Sorry for no tex. When I previewed it it would just come up as not finding the images so I made it in ascii as well as I could.

Homework Statement

Show that each of the rational linear mappings tau_1 tau_2 tau_3 and tau_4 is a bijection of Q(sqrt(2) sqrt(3))

Homework Equations

These are meant to resemble piecewise functions.

...{ sqrt(2) |--> sqrt(2)
tau_1 : {
...{ sqrt(3) |--> sqrt(3)

...{ sqrt(2) |--> sqrt(2)
tau_2 : {
...{ sqrt(3) |--> (-)sqrt(3)

The other two just makes the mapping of sqrt(2) go to the negative and the last one has both going to the negative

The Attempt at a Solution

I seem to be able to argue it in words.
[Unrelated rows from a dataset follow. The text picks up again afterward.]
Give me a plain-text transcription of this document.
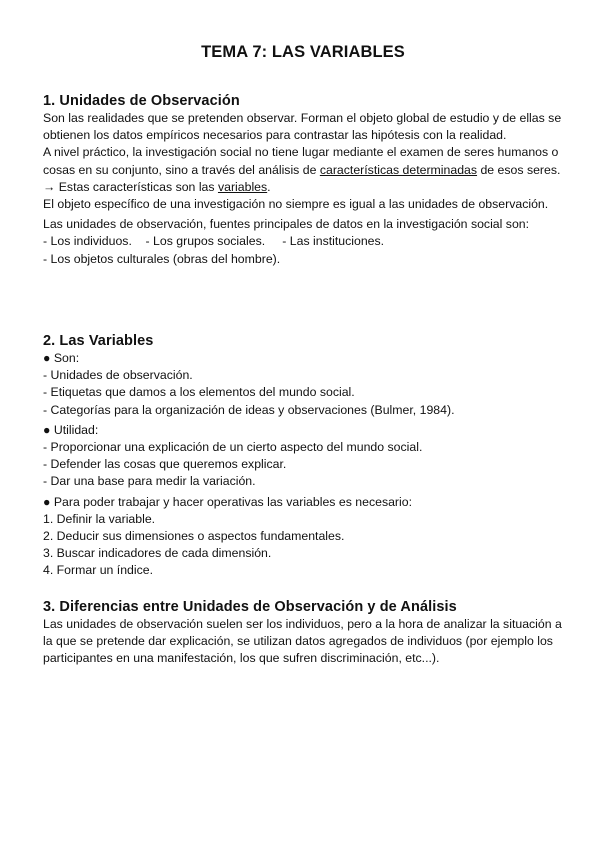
TEMA 7: LAS VARIABLES
1. Unidades de Observación

Son las realidades que se pretenden observar. Forman el objeto global de estudio y de ellas se obtienen los datos empíricos necesarios para contrastar las hipótesis con la realidad.

A nivel práctico, la investigación social no tiene lugar mediante el examen de seres humanos o cosas en su conjunto, sino a través del análisis de características determinadas de esos seres. → Estas características son las variables.

El objeto específico de una investigación no siempre es igual a las unidades de observación.

Las unidades de observación, fuentes principales de datos en la investigación social son:

- Los individuos. - Los grupos sociales. - Las instituciones.
- Los objetos culturales (obras del hombre).
2. Las Variables
● Son:
- Unidades de observación.
- Etiquetas que damos a los elementos del mundo social.
- Categorías para la organización de ideas y observaciones (Bulmer, 1984).
● Utilidad:
- Proporcionar una explicación de un cierto aspecto del mundo social.
- Defender las cosas que queremos explicar.
- Dar una base para medir la variación.
● Para poder trabajar y hacer operativas las variables es necesario:
1. Definir la variable.
2. Deducir sus dimensiones o aspectos fundamentales.
3. Buscar indicadores de cada dimensión.
4. Formar un índice.
3. Diferencias entre Unidades de Observación y de Análisis

Las unidades de observación suelen ser los individuos, pero a la hora de analizar la situación a la que se pretende dar explicación, se utilizan datos agregados de individuos (por ejemplo los participantes en una manifestación, los que sufren discriminación, etc...).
I just do not think it is a mathematically correct method. I am new to the whole abstract aspect of math.

Tau_i where i = 1,2,3,4 are just a series of mappings of alpha |--> beta or alpha |--> (-)beta. In the cases alpha |--> beta alpha = beta. This means that if you map two elements x,y such that x =/= y you will get two elements of beta w,v such that w =/= v. Therefore if tau(x) =/= tau(y) w =/= v and it is injective. To prove surjective every element of beta has a value in alpha since the value in alpha equals the value in beta. Thus it is not restricted to any range of values.

I would use the same argument for the negative I don't know any special things I should look out for since I believe there is a number y such that x+y=0 where y is denoted as -x. The only problem I can see with this is that was for the reals and I am dealing with rationals. Thanks for any advice.

 

[HallsofIvy]

$\tau_2$ takes $\sqrt{2}$ into $\sqrt{2}$ and $\sqrt{3}$ into $-\sqrt{3}$

Any number is $Q(\sqrt{2},\sqrt{3})$ can be written in the form $a+ b\sqrt{2}+ c\sqrt{3}+ d\sqrt{6}$
(I'm going to call $\tau_2$ "f" since it is easier to type!)
Then $f(a+ b\sqrt{2}+ c\sqrt{3}+ d\sqrt{6})$= $f(a)+ f(b)f(\sqrt{2})+ f(c)f(\sqrt{3})+ f(d)f(\sqrt{2})f(\sqrt{3})$= $a+ b\sqrt{2}- c\sqrt{3}- d\sqrt{6}$.